M-PHY
- Year created: 2011
- Created by: MIPI Alliance
- Supersedes: D-PHY
- Width in bits: 1–4 lanes, w/adaptive discovery (depending on higher-level protocol)
- Speed: up to 11.6 Gbit/s per data lane
- Style: serial, embedded clock
- External interface: yes, with optical media converter
- Website: https://mipi.org/specifications/m-phy

= M-PHY =

Data communications physical layer protocol

M-PHY is a high speed data communications physical layer protocol standard developed by the MIPI Alliance, PHY Working group, and targeted at the needs of mobile multimedia devices. The specification's details are proprietary to MIPI member organizations, but a substantial body of knowledge can be assembled from open sources. A number of industry standard settings bodies have incorporated M-PHY into their specifications including Mobile PCI Express, UniPro, Universal Flash Storage, and as the physical layer for SuperSpeed InterChip USB.

To support high speed, M-PHY is generally transmitted using differential signaling over impedance controlled traces between components. When use on a single circuit card, the use of electrical termination may be optional. Options to extend its range could include operation over a short flexible flat cable, and M-PHY was designed to support optical media converters allowing extended distance between transmitters and receivers, and reducing concerns with electromagnetic interference.

==Applications==

M-PHY (like its predecessor D-PHY) is intended to be used in high-speed point-to-point communications, for example video Camera Serial Interfaces. The CSI-2 interface was based on D-PHY (or C-PHY), while the newer CSI-3 interface is based on M-PHY. M-PHY was designed to supplant D-PHY in many applications, but this is expected to take a number of years.

The M-PHY the physical layer is also used in a number of different high-speed emergent industry standards, DigRF (High speed radio interface), MIPI LLI (Low latency memory interconnect for multi-processors systems), and one possible physical layer for the UniPro protocol stack.
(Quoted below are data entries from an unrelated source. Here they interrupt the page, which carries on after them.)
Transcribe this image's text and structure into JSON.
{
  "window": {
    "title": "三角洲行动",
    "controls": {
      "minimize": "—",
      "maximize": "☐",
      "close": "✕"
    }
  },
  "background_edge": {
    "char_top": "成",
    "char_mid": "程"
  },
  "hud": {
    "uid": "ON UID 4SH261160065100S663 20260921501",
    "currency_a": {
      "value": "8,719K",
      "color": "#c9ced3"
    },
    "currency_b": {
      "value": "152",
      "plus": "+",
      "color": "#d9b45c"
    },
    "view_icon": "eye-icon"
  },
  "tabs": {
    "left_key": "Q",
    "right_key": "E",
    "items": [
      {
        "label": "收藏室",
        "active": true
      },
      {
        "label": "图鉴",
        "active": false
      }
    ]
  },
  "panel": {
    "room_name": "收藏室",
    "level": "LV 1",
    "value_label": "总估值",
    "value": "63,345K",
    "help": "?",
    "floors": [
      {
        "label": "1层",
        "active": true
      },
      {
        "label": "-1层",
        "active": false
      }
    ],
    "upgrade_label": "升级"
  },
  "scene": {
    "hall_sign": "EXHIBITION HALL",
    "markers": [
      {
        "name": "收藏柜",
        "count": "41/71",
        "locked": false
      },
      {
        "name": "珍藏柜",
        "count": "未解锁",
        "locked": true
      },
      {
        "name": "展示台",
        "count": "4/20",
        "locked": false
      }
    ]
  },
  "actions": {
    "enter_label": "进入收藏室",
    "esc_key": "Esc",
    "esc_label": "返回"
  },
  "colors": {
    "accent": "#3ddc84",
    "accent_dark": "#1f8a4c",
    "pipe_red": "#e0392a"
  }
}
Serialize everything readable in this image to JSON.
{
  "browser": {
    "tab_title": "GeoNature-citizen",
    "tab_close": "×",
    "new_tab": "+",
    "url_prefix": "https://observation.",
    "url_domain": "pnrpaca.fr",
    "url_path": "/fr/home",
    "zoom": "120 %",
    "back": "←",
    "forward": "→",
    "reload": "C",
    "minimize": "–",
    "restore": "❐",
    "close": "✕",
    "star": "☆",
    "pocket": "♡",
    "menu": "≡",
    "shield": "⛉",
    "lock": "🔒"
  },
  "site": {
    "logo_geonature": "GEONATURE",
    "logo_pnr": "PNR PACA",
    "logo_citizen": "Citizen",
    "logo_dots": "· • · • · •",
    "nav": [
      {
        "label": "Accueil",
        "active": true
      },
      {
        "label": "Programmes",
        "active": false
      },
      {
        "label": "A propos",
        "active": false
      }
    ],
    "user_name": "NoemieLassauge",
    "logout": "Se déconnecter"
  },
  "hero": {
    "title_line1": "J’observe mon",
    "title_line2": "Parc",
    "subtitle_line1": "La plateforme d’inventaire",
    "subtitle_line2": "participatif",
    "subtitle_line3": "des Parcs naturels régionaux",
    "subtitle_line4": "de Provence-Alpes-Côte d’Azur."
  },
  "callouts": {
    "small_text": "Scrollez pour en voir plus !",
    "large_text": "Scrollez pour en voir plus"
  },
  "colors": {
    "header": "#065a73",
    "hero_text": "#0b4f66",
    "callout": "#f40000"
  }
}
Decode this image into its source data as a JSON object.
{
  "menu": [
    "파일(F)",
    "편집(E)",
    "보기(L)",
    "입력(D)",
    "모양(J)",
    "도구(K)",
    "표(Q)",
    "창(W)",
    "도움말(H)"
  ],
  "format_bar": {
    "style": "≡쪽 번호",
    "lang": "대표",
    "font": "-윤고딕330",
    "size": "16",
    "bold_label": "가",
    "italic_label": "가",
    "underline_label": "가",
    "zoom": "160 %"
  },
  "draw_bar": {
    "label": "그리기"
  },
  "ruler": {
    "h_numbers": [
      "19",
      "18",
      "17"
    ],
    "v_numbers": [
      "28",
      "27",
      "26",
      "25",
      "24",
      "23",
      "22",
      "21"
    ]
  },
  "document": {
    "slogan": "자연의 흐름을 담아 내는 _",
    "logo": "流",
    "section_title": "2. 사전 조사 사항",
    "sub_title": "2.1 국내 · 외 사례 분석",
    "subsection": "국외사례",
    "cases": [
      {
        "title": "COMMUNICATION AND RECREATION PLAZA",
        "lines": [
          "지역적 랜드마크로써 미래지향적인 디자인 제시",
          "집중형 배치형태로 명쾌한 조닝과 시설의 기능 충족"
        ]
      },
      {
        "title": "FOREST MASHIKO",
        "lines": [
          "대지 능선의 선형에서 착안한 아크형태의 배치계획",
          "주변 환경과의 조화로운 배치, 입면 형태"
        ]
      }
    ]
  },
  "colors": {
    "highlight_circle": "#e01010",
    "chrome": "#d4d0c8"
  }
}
==Signaling speed and gears==
M-PHY supports a scalable variety of signaling speeds, ranging from 10 kbit/s to over 11.6 Gbit/s per lane. This is accomplished using two different major signaling/speed modes, a simple low-speed (using PWM) mode and high speed (using 8b10b). Communications goes on in bursts, and the design of both high-speed and low-speed forms allows for extended periods of idle communications at low-power, making the design particularly suitable for mobile devices.

Within each signaling method, a number of standard speeds, known as "gears", is defined, with the expectation that additional gears will be defined in future versions of the standard.